Bientôt mademoiselle X*** éprouve de véritables appétits charnels dont elle méconnaît complètement la nature, et qu’elle confond avec l’amour divin qui « pénètre et enflamme toutes les parties de son corps, aussi bien que son âme ; elle y voit une preuve certaine, sensible de sa vocation pour la vie claustrale, dans laquelle elle pourra s’abandonner sans réserve aux adorations, aux embrassements de celui quelle recherche avec tant d’ardeur. » Cependant, mademoiselle X*** finit par soupçonner ce qu’en réalité il y a au fond des sentiments qui l’agitent ; sa conscience, sa pudeur instinctive s’en alarment ! Elle fait un jour à son confesseur l’aveu qu’il lui semblait que « pour être à Dieu tout entière, il fallait être à lui corps et âme, en donnant sur nous à l’époux du Calvaire, par l’amour et la souffrance, la même puissance qui se donne aux époux de la terre par l’amour et le plaisir.
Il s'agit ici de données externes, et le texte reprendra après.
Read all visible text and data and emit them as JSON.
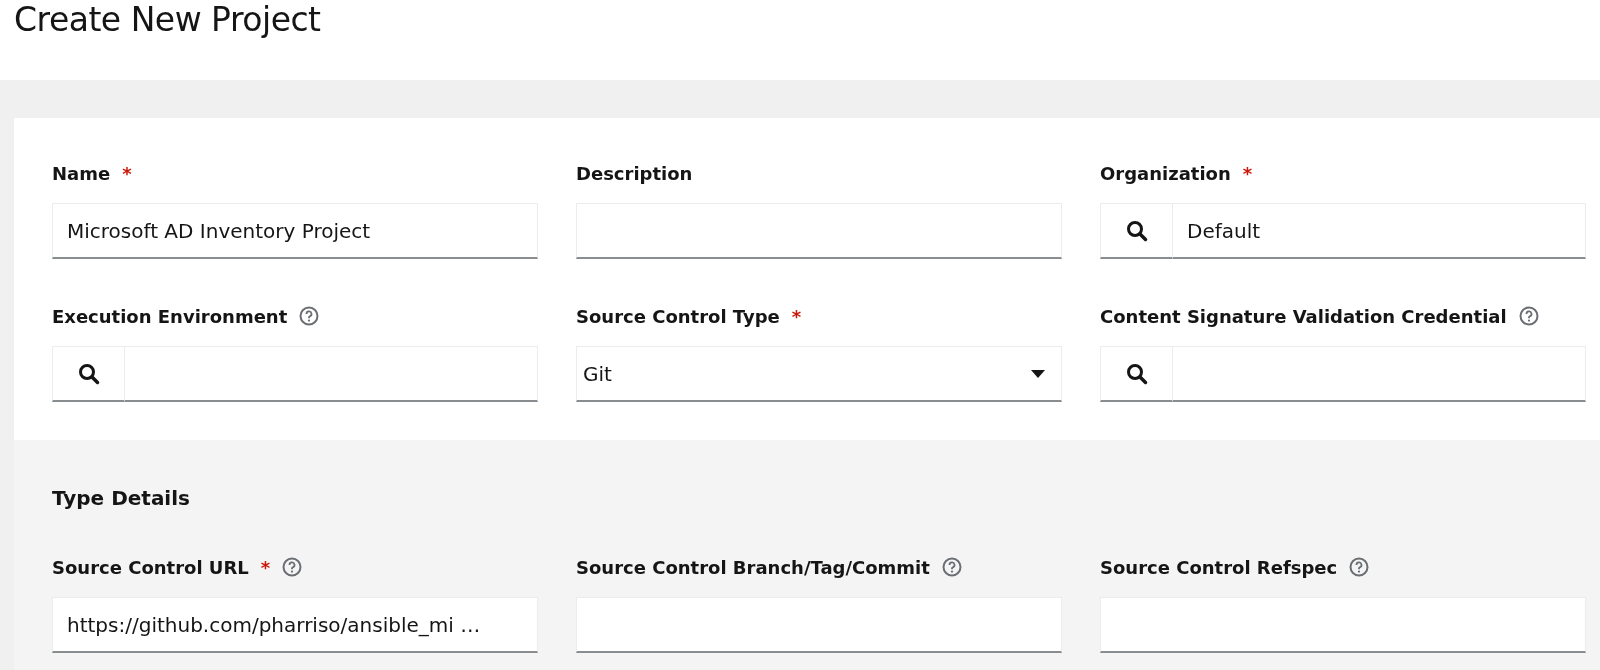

La profonde ignorance où je suis de ce qu’est le corps, continue mademoiselle X***, m’a mise hors d’état, jusqu’à présent, de m’expliquer davantage ; et, depuis ce jour, convaincue que je n’y comprendrai rien que par la réelle expérience, je n’ai cessé de réclamer ce bienfait qu’il me faut recevoir, puisque je ne puis le prendre, ou tout au moins des livres, des conseils, des paroles claires et franches, ces choses ne pouvant jamais étonner mon esprit, qui ne cherche que la vérité. Les continuels reproches de crimes, de passions charnelles, me glaçaient d’épouvante, sans me donner la moindre lumière. Les soulèvements incompris du corps m’effrayaient bien plus encore, parce que l’on n’a rien tant à craindre que soi-même.

Dans tous ces laborieux combats, mon âme était comme un navire sur les vagues agitées, tantôt pleine de courage, tantôt et plus souvent abîmée de faiblesse ; mais rien ne m’épouvantait tant que l’idée d’attendre des sensations hideuses la connaissance de moi-même ; tandis que cette connaissance, me venant d’un autre sage et fidèle qui l’acquiert en même temps que moi, et pour cela, peut m’éclairer plus sûrement, n’a rien qui m’effraye.

Ce matin, dit encore mademoiselle X***, dans une de ses lettres, il m’est venu cette connaissance que la simplicité à laquelle je prétends, dans les affections de l’amour, est d’autant plus dangereuse que cet amour est immense, et que cela me rend redoutable à moi-même comme une innocente en laquelle une première approche éveille une nature de feu. Mais, de par le Seigneur mon Dieu, je suis bien loin de là ! Je ne suis pas, aujourd’hui, sans connaître les impressions des sens, ni sans l’habitude de les combattre et vaincre. Le secret que le Seigneur m’a donné, et qui fait toute ma force, c’est d’être attentive au premier éveil et de le réprimer si vite et si ferme que jamais il n’ait pu aller ,jusqu’à me donner le sentiment du mal ; et cette attention, cette prompte résistance règlent aussi bien l’esprit que le cœur et le corps.

Maintenant, d’où viennent ma grande faiblesse et mes courtes ardeurs ? Je vais le dire bien simplement, ayant pu le reconnaître par ce que j’ai éprouvé hier au soir et ce matin.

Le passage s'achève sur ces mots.